On 31 August 1972 the North Wales Area Action Committee held its weekly meeting in the Bull & Stirrup pub in Chester. The committee was a mixture of members of UCATT and the T&GWU. At the meeting there was a request for support from members of the Oswestry action committee. Seemingly there were many sites in their area, which included Shrewsbury, that were still working.
As Des Warren describes in his book, Key To My Cell,
So many sites down there were on the ‘lump’, and still working, that local T&G and UCATT members – thin on the ground – were finding difficulty in getting their case across. They were all experiencing intimidation by employers.
The meeting in the Bull and Stirrup was the first time that many of those that were later arrested had met each other. It was agreed at the meeting that on the 6 September 1972, picketing would take place in those areas. The pickets arranged to meet local trade union members at the Oswestry Labour Club to receive details of the location of the sites at which workers were not on strike, as the pickets were not familiar with the Shrewsbury area.

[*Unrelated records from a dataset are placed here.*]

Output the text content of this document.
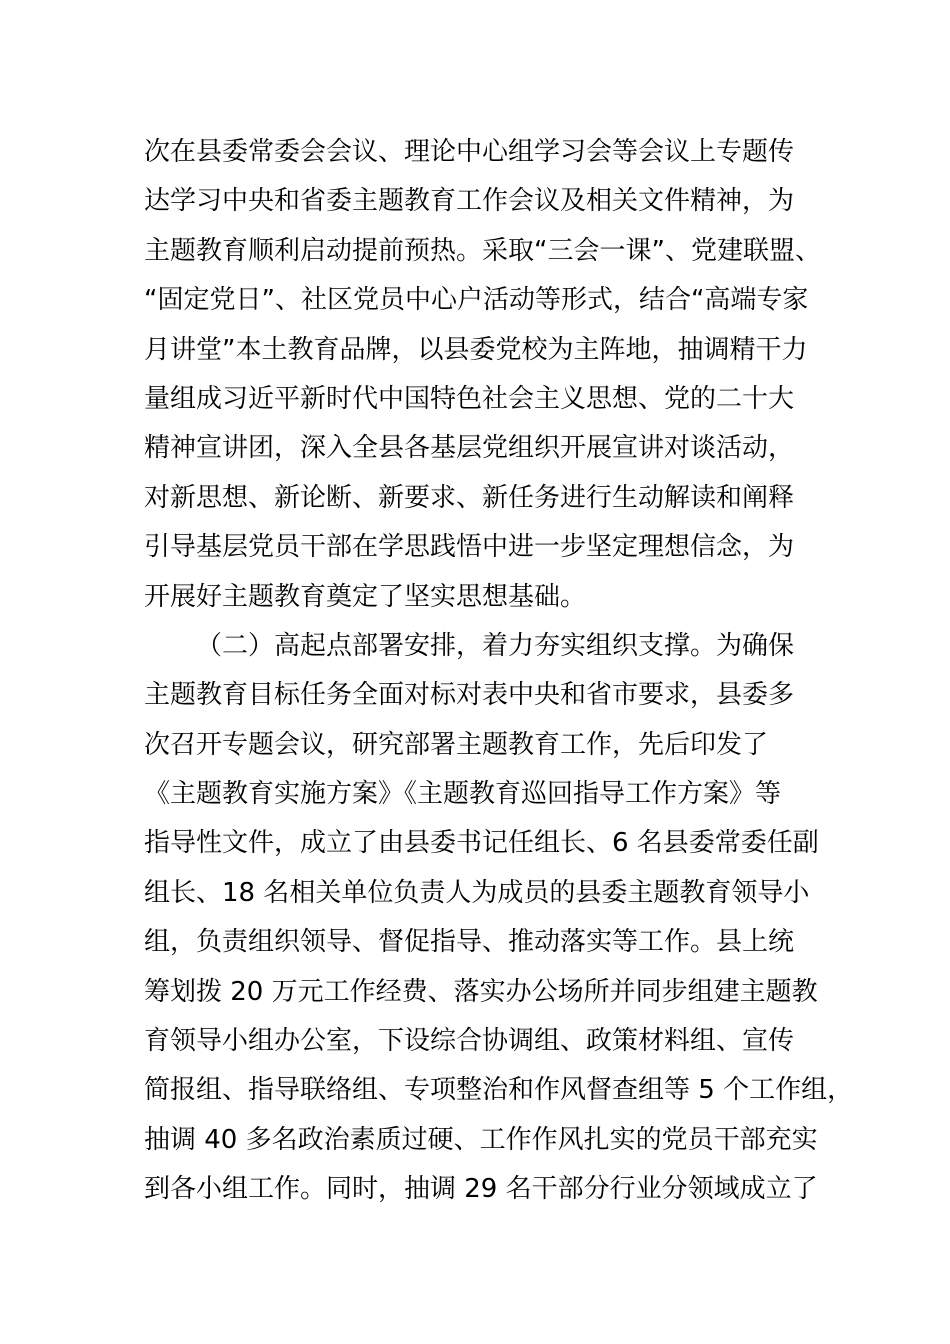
次在县委常委会会议、理论中心组学习会等会议上专题传
达学习中央和省委主题教育工作会议及相关文件精神，为
主题教育顺利启动提前预热。采取“三会一课”、党建联盟、
“固定党日”、社区党员中心户活动等形式，结合“高端专家
月讲堂”本土教育品牌，以县委党校为主阵地，抽调精干力
量组成习近平新时代中国特色社会主义思想、党的二十大
精神宣讲团，深入全县各基层党组织开展宣讲对谈活动，
对新思想、新论断、新要求、新任务进行生动解读和阐释
引导基层党员干部在学思践悟中进一步坚定理想信念，为
开展好主题教育奠定了坚实思想基础。
（二）高起点部署安排，着力夯实组织支撑。为确保
主题教育目标任务全面对标对表中央和省市要求，县委多
次召开专题会议，研究部署主题教育工作，先后印发了
《主题教育实施方案》《主题教育巡回指导工作方案》等
指导性文件，成立了由县委书记任组长、6 名县委常委任副
组长、18 名相关单位负责人为成员的县委主题教育领导小
组，负责组织领导、督促指导、推动落实等工作。县上统
筹划拨 20 万元工作经费、落实办公场所并同步组建主题教
育领导小组办公室，下设综合协调组、政策材料组、宣传
简报组、指导联络组、专项整治和作风督查组等 5 个工作组，
抽调 40 多名政治素质过硬、工作作风扎实的党员干部充实
到各小组工作。同时，抽调 29 名干部分行业分领域成立了
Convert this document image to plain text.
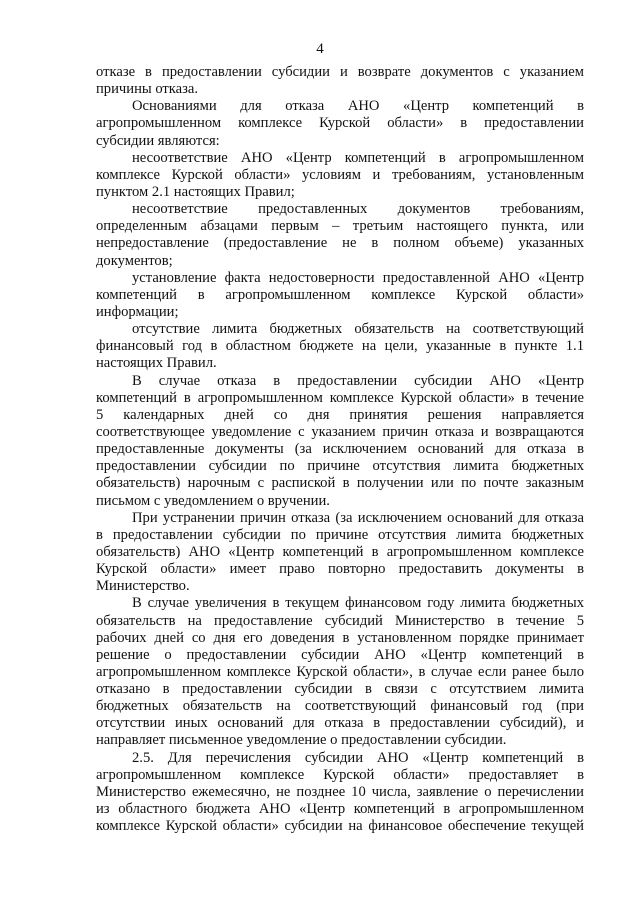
4
отказе в предоставлении субсидии и возврате документов с указанием
причины отказа.
Основаниями для отказа АНО «Центр компетенций в
агропромышленном комплексе Курской области» в предоставлении
субсидии являются:
несоответствие АНО «Центр компетенций в агропромышленном
комплексе Курской области» условиям и требованиям, установленным
пунктом 2.1 настоящих Правил;
несоответствие предоставленных документов требованиям,
определенным абзацами первым – третьим настоящего пункта, или
непредоставление (предоставление не в полном объеме) указанных
документов;
установление факта недостоверности предоставленной АНО «Центр
компетенций в агропромышленном комплексе Курской области»
информации;
отсутствие лимита бюджетных обязательств на соответствующий
финансовый год в областном бюджете на цели, указанные в пункте 1.1
настоящих Правил.
В случае отказа в предоставлении субсидии АНО «Центр
компетенций в агропромышленном комплексе Курской области» в течение
5 календарных дней со дня принятия решения направляется
соответствующее уведомление с указанием причин отказа и возвращаются
предоставленные документы (за исключением оснований для отказа в
предоставлении субсидии по причине отсутствия лимита бюджетных
обязательств) нарочным с распиской в получении или по почте заказным
письмом с уведомлением о вручении.
При устранении причин отказа (за исключением оснований для отказа
в предоставлении субсидии по причине отсутствия лимита бюджетных
обязательств) АНО «Центр компетенций в агропромышленном комплексе
Курской области» имеет право повторно предоставить документы в
Министерство.
В случае увеличения в текущем финансовом году лимита бюджетных
обязательств на предоставление субсидий Министерство в течение 5
рабочих дней со дня его доведения в установленном порядке принимает
решение о предоставлении субсидии АНО «Центр компетенций в
агропромышленном комплексе Курской области», в случае если ранее было
отказано в предоставлении субсидии в связи с отсутствием лимита
бюджетных обязательств на соответствующий финансовый год (при
отсутствии иных оснований для отказа в предоставлении субсидий), и
направляет письменное уведомление о предоставлении субсидии.
2.5. Для перечисления субсидии АНО «Центр компетенций в
агропромышленном комплексе Курской области» предоставляет в
Министерство ежемесячно, не позднее 10 числа, заявление о перечислении
из областного бюджета АНО «Центр компетенций в агропромышленном
комплексе Курской области» субсидии на финансовое обеспечение текущей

On 6 September 1972 the first site they visited was Kingswood. Des recalled that:
We were greeted by the son of the contractor on site. He had a shotgun in his hands and was threatening to use it.
One of the pickets took the gun off him and immobilised it. The pickets reported this to the police. They then went to a further seven sites that day. On each occasion the police escorted them to the site. On arriving at each site, the pickets would find the site agent or whoever was in charge and ask if they could call a meeting of the building workers on site to explain the dispute. There are photographs showing the pickets addressing building workers on these sites with the police standing listening to the speeches. Amongst the sites that were visited was one at Brookside, Telford, which was operated by McAlpines. It was to figure prominently in the subsequent trials.

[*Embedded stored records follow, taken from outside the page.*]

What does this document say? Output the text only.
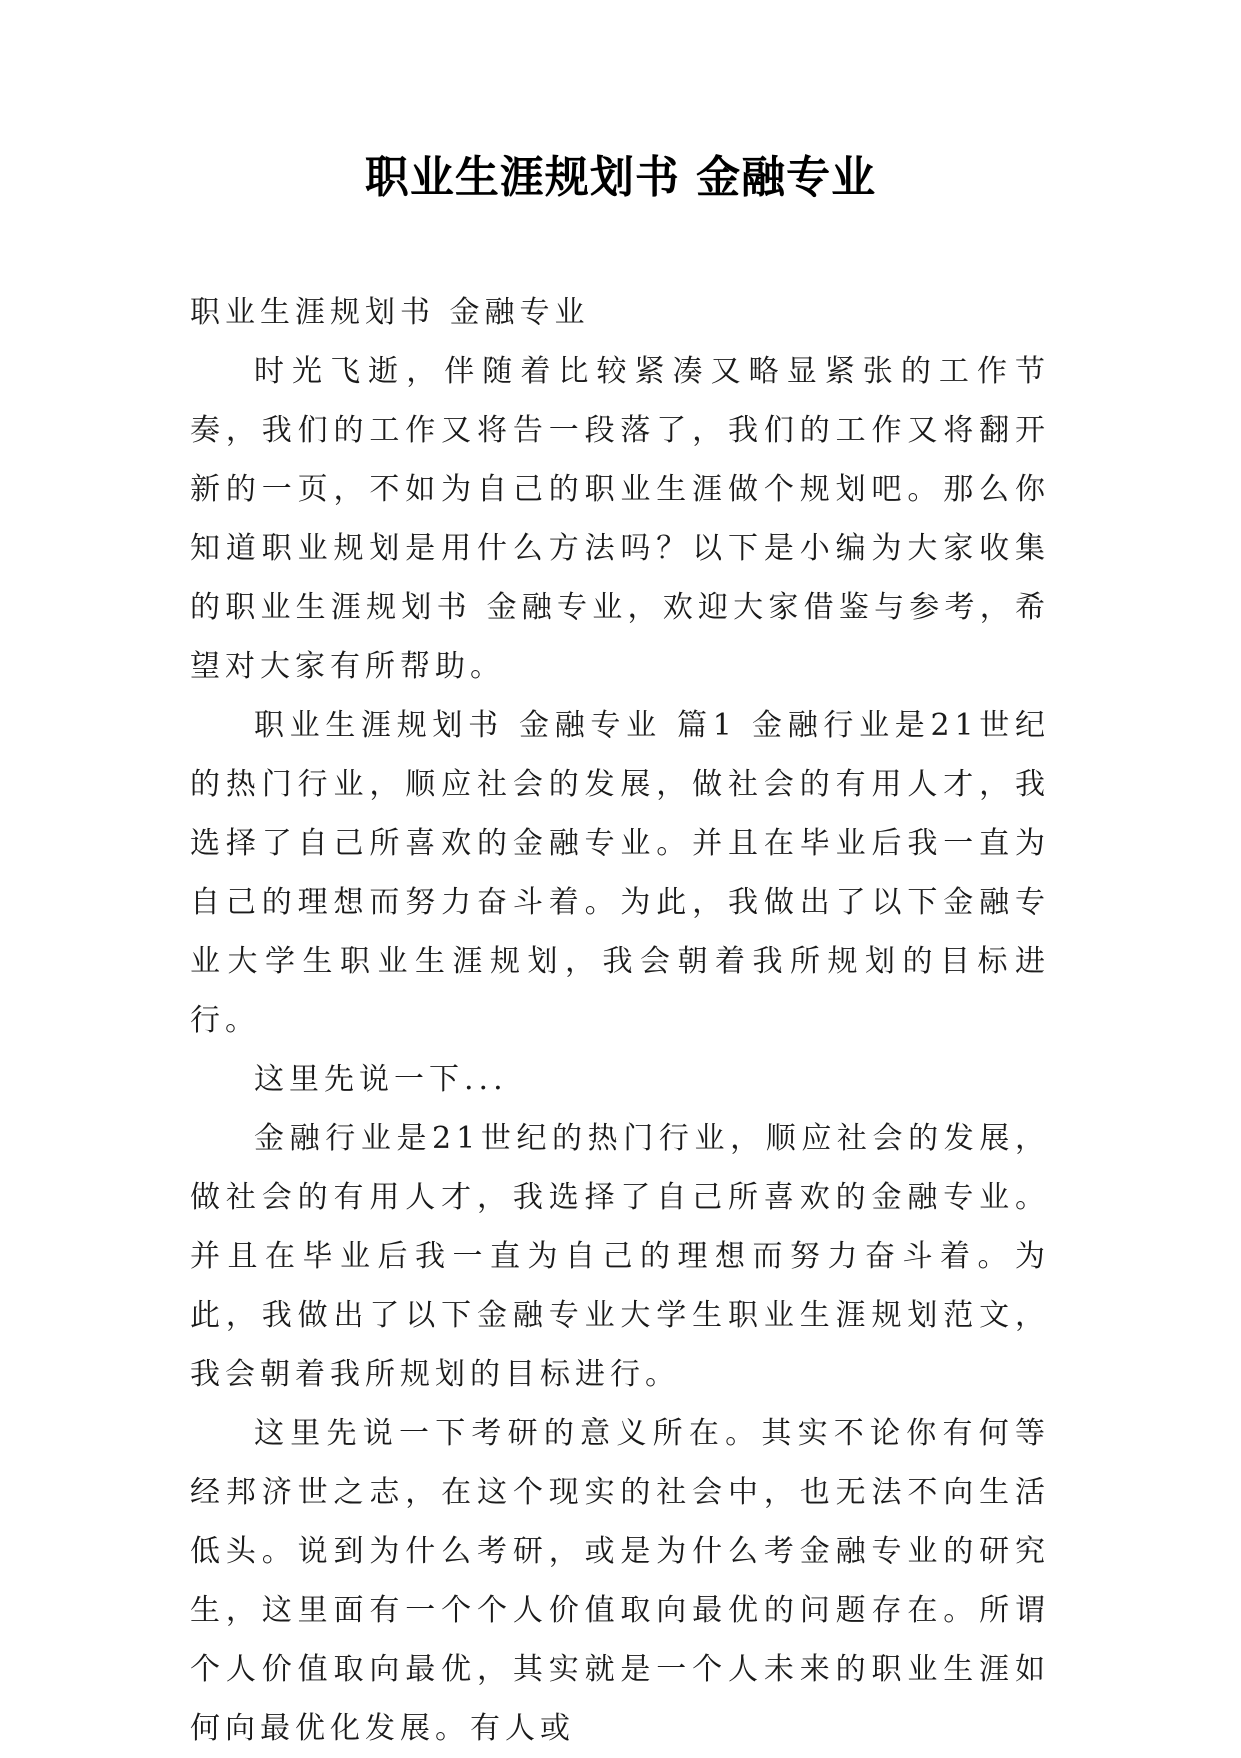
职业生涯规划书 金融专业

职业生涯规划书 金融专业

时光飞逝，伴随着比较紧凑又略显紧张的工作节奏，我们的工作又将告一段落了，我们的工作又将翻开新的一页，不如为自己的职业生涯做个规划吧。那么你知道职业规划是用什么方法吗？以下是小编为大家收集的职业生涯规划书 金融专业，欢迎大家借鉴与参考，希望对大家有所帮助。

职业生涯规划书 金融专业 篇1 金融行业是21世纪的热门行业，顺应社会的发展，做社会的有用人才，我选择了自己所喜欢的金融专业。并且在毕业后我一直为自己的理想而努力奋斗着。为此，我做出了以下金融专业大学生职业生涯规划，我会朝着我所规划的目标进行。

这里先说一下...

金融行业是21世纪的热门行业，顺应社会的发展，做社会的有用人才，我选择了自己所喜欢的金融专业。并且在毕业后我一直为自己的理想而努力奋斗着。为此，我做出了以下金融专业大学生职业生涯规划范文，我会朝着我所规划的目标进行。

这里先说一下考研的意义所在。其实不论你有何等经邦济世之志，在这个现实的社会中，也无法不向生活低头。说到为什么考研，或是为什么考金融专业的研究生，这里面有一个个人价值取向最优的问题存在。所谓个人价值取向最优，其实就是一个人未来的职业生涯如何向最优化发展。有人或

None of the pickets were cautioned or arrested during the whole of the day. As far as the pickets were concerned it was just a normal day’s picketing. The unions did not receive any complaints from the police about the conduct of the pickets. The police did not complain to the union representatives about the conduct of any of the pickets. There is photographic evidence showing that the police were present throughout the day.
The main contractor on the Kingswood site was never prosecuted for threatening behaviour or for carrying an offensive weapon.